La lezione del veterano: Jimenez sale in cattedra al Bmw Championship

Lo chiamano il «Flagship» - la nave ammiraglia - del Tour europeo ed in effetti il Bmw Pga Championship è il torneo più importante e prestigioso dell’European Tour, l’organismo che gestisce il circuito del vecchio continente e che riunisce tutti i giocatori affiliati a questa sorta di «sindacato» nei professionisti. Torneo importante non solo per il suo montepremi - quest’anno arrivato alla cifra record di 4 milioni e mezzo di euro - ma per il riconoscimento che i professionisti gli tributano con la loro massiccia presenza ovunque essi siano ormai dislocati nel mondo globale del golf. Un torneo che da sempre - fu giocato la prima volta nel 1972 quando nacque l’associazione dei professionisti di torneo europeo - offre un cartellone di prim’ordine ed emozioni degne di un torneo «major».
Così è stato anche per l’edizione 2008 disputatosi sull’ormai tradizionale percorso del West Course di Wentworth, alle porte di Londra in uno scenario di natura e pubblico direi inimitabile. C’erano tutti o quasi i migliori - mancavano, assenti giustificati quali Padreig Harrington, Sergio Garcia, Ian Poulter e Vijai Singh, quest’ultimo ritiratosi all’ultima ora per ragioni di salute - ma non per questo il torneo ha perso del suo carisma e del suo pathos. Un finale mozzafiato che si è prolungato oltre le 72 buche regolamentari con un play off tra il veterano Miguel Angel Jimenez ed il giovane rampante britannico Oliver Wilson. Vittoria alla seconda buca di spareggio per lo spagnolo che con questo prestigioso titolo ha aggiunto forse la perla più importante alla sua ventennale carriera sul Tour. Per Wilson, sicura star in tempi brevi, un settimo secondo posto nel giro delle ultime due stagioni che la dice lunga sul potenziale del ventisettenne giocatore britannico.
Dopo le prime due giornate un ritrovato Paul McGinley, irlandese con tre Ryder Cup nel suo curriculum, aveva preso prepotentemente la testa del torneo con quattro colpi di vantaggio - ed un punteggio record di meno 13 per le 36 buche - su Robert Karlsson e Miles Turnecliff. Karlsson perdeva colpi nelle buche iniziali e si vedeva raggiunto da Jimenez e poi da Wilson. Lotta, coltello tra i denti, tra il veterano ed il giovane emergente con reciproci sorpassi e con Wilson che sbagliava clamorosamente alla 17 lasciando il passo allo spagnolo.

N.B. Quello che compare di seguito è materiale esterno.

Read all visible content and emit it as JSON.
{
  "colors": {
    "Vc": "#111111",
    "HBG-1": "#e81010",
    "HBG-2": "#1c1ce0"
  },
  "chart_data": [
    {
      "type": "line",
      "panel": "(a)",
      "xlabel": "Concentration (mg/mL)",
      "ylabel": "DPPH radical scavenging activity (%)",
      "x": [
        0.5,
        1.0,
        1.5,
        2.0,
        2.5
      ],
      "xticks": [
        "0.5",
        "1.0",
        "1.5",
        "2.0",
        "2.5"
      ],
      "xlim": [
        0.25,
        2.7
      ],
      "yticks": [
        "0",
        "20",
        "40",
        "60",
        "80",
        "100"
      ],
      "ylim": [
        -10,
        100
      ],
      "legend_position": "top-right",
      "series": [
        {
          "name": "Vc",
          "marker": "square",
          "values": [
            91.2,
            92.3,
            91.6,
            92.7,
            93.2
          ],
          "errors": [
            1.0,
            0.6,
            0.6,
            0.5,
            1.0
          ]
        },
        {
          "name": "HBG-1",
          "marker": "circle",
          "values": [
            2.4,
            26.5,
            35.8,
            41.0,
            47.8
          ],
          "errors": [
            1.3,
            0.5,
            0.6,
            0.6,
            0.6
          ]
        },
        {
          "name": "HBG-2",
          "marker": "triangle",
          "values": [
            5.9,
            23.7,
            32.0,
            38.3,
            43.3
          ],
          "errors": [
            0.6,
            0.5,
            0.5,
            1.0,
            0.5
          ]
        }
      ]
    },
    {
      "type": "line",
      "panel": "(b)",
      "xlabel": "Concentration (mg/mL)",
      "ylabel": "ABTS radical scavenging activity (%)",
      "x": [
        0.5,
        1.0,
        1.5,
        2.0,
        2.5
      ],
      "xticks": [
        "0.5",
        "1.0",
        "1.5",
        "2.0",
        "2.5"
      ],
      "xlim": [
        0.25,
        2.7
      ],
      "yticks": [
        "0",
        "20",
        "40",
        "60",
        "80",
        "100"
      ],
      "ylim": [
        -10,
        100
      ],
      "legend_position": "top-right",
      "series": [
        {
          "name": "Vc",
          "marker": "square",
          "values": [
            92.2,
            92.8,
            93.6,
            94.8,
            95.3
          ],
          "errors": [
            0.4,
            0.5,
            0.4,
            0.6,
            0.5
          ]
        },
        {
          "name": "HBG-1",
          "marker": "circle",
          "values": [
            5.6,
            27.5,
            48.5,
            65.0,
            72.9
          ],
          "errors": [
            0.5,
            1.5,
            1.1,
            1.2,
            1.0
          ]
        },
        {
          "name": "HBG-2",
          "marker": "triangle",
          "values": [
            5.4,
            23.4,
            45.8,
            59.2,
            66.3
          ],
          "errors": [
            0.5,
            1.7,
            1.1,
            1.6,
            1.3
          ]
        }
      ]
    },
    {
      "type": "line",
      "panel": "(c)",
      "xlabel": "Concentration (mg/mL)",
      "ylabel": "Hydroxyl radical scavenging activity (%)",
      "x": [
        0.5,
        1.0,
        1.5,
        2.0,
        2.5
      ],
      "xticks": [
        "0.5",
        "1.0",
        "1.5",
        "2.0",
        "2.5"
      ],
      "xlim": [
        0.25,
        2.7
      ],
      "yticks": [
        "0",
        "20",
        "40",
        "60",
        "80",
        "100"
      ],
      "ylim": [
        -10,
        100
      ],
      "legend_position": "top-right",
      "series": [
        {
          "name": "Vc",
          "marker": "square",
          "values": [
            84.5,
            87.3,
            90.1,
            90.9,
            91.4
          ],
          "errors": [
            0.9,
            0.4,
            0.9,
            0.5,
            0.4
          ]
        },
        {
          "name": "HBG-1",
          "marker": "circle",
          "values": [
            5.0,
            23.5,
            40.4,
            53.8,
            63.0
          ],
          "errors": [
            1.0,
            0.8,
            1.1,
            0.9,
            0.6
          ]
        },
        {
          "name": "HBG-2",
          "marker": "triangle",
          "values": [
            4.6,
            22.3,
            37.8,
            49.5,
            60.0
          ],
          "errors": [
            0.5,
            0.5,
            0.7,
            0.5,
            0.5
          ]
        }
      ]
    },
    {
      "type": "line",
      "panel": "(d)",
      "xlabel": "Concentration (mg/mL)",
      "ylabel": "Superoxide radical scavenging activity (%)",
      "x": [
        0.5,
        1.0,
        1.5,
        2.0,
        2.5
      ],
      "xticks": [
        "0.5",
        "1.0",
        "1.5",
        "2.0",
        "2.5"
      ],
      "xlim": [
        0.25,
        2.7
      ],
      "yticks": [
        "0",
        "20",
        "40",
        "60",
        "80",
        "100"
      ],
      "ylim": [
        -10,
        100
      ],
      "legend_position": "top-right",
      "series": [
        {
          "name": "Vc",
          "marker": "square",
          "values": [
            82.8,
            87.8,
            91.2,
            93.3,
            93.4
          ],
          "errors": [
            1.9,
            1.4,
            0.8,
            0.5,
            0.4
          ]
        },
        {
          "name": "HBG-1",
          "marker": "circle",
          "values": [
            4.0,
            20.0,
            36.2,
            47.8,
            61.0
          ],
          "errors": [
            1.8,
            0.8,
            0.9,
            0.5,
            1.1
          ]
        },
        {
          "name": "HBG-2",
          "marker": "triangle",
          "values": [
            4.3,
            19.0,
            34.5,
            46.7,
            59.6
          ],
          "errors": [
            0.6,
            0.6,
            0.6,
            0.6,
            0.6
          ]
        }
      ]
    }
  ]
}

Un birdie alla 18 - par 5 - sarebbe bastato a Jimenez per chiudere la partita ma così non è stato e dopo che anche Karlsson mancava il birdie dalla corta distanza - per un ennesimo terzo posto - il play off si riduceva ai due giocatori protagonisti dell’ultimo giro. Pareggiata una prima volta in par la 18 Jimenez non si lasciava sfuggire il birdie al secondo tentativo coronando con un grande successo e 750mila euro di prima moneta il suo ventesimo anno sul Tour europeo. Al terzo posto insieme a Karlsson un ottimo Luke Donald risalito alla grande con un 65 finale e alle loro spalle il bravissimo indiano Randawa. Eliminati di lusso dopo le 36 buche: Colin Montgomerie, Ernie Els e Justin Rose, numero uno europeo nella passata stagione.
Negli Stati Uniti con un birdie all’ultima buca Phil Mickelson - numero due al mondo - si è aggiudicato il Crowne Plaza Invitational al Colonial di Fort Worth in Texas. Seconda vittoria stagionale per il mancino di San Diego che si è aggiudicato una prima moneta di 1 milione 100mila dollari precedendo di un colpo l’australiano Rod Pampling ed il sudafricano Tim Clarke. Mickelson con questa seconda vittoria conquista il suo 34° titolo ed è l’unico giocatore sul Tour americano ad aver vinto più di un torneo negli ultimi cinque anni.
Tempo da lupi e punteggi da brivido nel primo «major» americano del Senior Tour, il Pga Championship. Sul percorso di Oakhill la vittoria è andata all’americano Jay Haas. Presente anche il nostro Costantino Rocca che, malgrado un dito infortunato, ha passato il taglio chiudendo però solo in 71ª posizione.